MARIKO SMITH is a Koori woman, descended from the Aboriginal Yuin Nation of the south
coast of New South Wales. She has worked across museum and tertiary sectors in Sydney,
specialising in Aboriginal and Torres Strait Islander cultural heritage, specifically focusing on
community-based cultural resurgence projects and incorporating Indigenous ways of knowing
into museum practice. She is a PhD student at the University of Sydney in the Department of
Sociology & Social Policy, and also works as the Indigenous Collections Repatriation Officer at
the Australian Museum in Sydney. Her thesis is tentatively titled Vessels of Culture, Identity
and Knowledge: From displacement to emplacement through the resurgence of Aboriginal
tied-bark canoe making practice in South-East Australian Indigenous communities.

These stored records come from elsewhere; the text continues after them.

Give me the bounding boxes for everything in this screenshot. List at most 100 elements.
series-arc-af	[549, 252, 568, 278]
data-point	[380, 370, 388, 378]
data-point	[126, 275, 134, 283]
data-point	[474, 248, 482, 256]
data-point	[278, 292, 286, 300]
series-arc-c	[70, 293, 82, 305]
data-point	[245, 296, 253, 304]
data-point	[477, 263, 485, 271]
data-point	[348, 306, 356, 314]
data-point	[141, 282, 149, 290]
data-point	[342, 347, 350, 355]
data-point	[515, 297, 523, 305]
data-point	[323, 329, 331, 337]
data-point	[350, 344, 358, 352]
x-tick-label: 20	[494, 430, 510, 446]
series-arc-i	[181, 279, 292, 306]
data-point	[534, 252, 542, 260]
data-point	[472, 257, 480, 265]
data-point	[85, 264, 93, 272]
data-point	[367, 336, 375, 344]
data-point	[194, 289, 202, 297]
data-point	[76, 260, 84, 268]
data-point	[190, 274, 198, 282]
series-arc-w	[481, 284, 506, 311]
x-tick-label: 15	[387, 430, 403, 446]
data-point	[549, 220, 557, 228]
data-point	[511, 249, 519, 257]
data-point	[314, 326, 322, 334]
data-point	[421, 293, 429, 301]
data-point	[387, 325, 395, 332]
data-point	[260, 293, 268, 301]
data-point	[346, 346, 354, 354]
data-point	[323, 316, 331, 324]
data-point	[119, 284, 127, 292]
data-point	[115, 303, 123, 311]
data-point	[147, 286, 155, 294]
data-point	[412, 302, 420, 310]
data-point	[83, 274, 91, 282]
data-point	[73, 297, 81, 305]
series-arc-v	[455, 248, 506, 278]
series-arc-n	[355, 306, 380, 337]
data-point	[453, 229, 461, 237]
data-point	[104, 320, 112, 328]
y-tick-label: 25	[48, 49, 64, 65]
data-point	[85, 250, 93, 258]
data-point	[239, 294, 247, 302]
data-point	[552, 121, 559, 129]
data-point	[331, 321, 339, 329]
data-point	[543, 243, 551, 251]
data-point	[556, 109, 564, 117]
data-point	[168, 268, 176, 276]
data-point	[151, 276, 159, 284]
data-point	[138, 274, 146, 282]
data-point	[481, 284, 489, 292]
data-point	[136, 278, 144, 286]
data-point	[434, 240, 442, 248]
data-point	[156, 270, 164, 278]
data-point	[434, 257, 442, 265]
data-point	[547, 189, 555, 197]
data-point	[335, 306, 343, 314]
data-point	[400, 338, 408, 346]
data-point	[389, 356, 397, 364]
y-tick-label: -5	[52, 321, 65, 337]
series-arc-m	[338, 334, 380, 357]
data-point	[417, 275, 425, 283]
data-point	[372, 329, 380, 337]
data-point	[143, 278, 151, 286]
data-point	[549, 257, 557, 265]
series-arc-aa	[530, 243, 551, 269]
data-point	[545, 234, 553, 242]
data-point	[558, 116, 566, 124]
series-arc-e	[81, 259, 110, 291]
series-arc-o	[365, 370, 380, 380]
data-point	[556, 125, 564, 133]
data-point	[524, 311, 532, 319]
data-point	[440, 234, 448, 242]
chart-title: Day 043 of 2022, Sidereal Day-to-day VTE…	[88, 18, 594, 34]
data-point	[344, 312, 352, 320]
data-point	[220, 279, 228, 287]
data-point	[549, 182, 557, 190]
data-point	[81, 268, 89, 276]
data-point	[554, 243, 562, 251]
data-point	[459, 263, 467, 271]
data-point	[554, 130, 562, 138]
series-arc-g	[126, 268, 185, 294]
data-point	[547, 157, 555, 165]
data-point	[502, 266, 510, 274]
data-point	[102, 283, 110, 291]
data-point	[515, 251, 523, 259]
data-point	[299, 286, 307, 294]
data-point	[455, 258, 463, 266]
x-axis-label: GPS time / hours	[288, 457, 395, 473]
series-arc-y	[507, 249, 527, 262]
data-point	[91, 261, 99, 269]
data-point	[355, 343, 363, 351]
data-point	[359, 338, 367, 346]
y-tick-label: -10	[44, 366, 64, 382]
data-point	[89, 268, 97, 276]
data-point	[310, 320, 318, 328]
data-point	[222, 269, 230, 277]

WENDY SOMERVILLE is a Yuin woman from the south coast of New South Wales. She is a PhD
candidate at the University of Canberra in the Faculty of Arts and Design. Her doctoral thesis
is entitled, Rummaging for histories through archives, memories and places.
PETER WHITE is Senior Curator, Indigenous Connections, at the National Film and Sound
Archive in Canberra. Peter has forged a career within the creative and cultural heritage sector
over the past 25 years with roles at the National Gallery of Australia, where he was the
Manager, Wesfarmers Arts Indigenous programs from 2010, and as the Senior Indigenous
Cultural Development Officer at Arts NSW, where he lead the development of the NSW
Aboriginal Arts and Cultural Strategy. Peter has also acted as a consultant specialising in
Aboriginal arts and cultural development and spent his early career at the Australian Museum
as the Aboriginal Heritage Officer. A proud Murri from the Gamilaroi nation originally hailing
from Tamworth, Peter draws on his experiences to develop and manage a wide scope of
strategies and projects ranging from culturally complex and sensitive programs such as
repatriation of ancestral remains and secret scared material to art and cultural programs
focused on community engagement, economic sustainability and viability and cultural and
social impact.
MICHAEL WOOD is an anthropologist who works mainly in the Western Province, and
occasionally, in other parts of Papua New Guinea. He has also spent time working for land
councils in the Northern Territory and north Queensland. His interest in artefacts started back
in the 1980s when he collected Kamula artefacts for the PNG Museum, and this collection was
redefined when much of it was painted red by some enthusiastic staff of the Gogodala
Cultural Centre. Wood’s most recent research on collections has focused on those made by
Ursula McConnel and Norman Tindale at Yarrabah in north Queensland.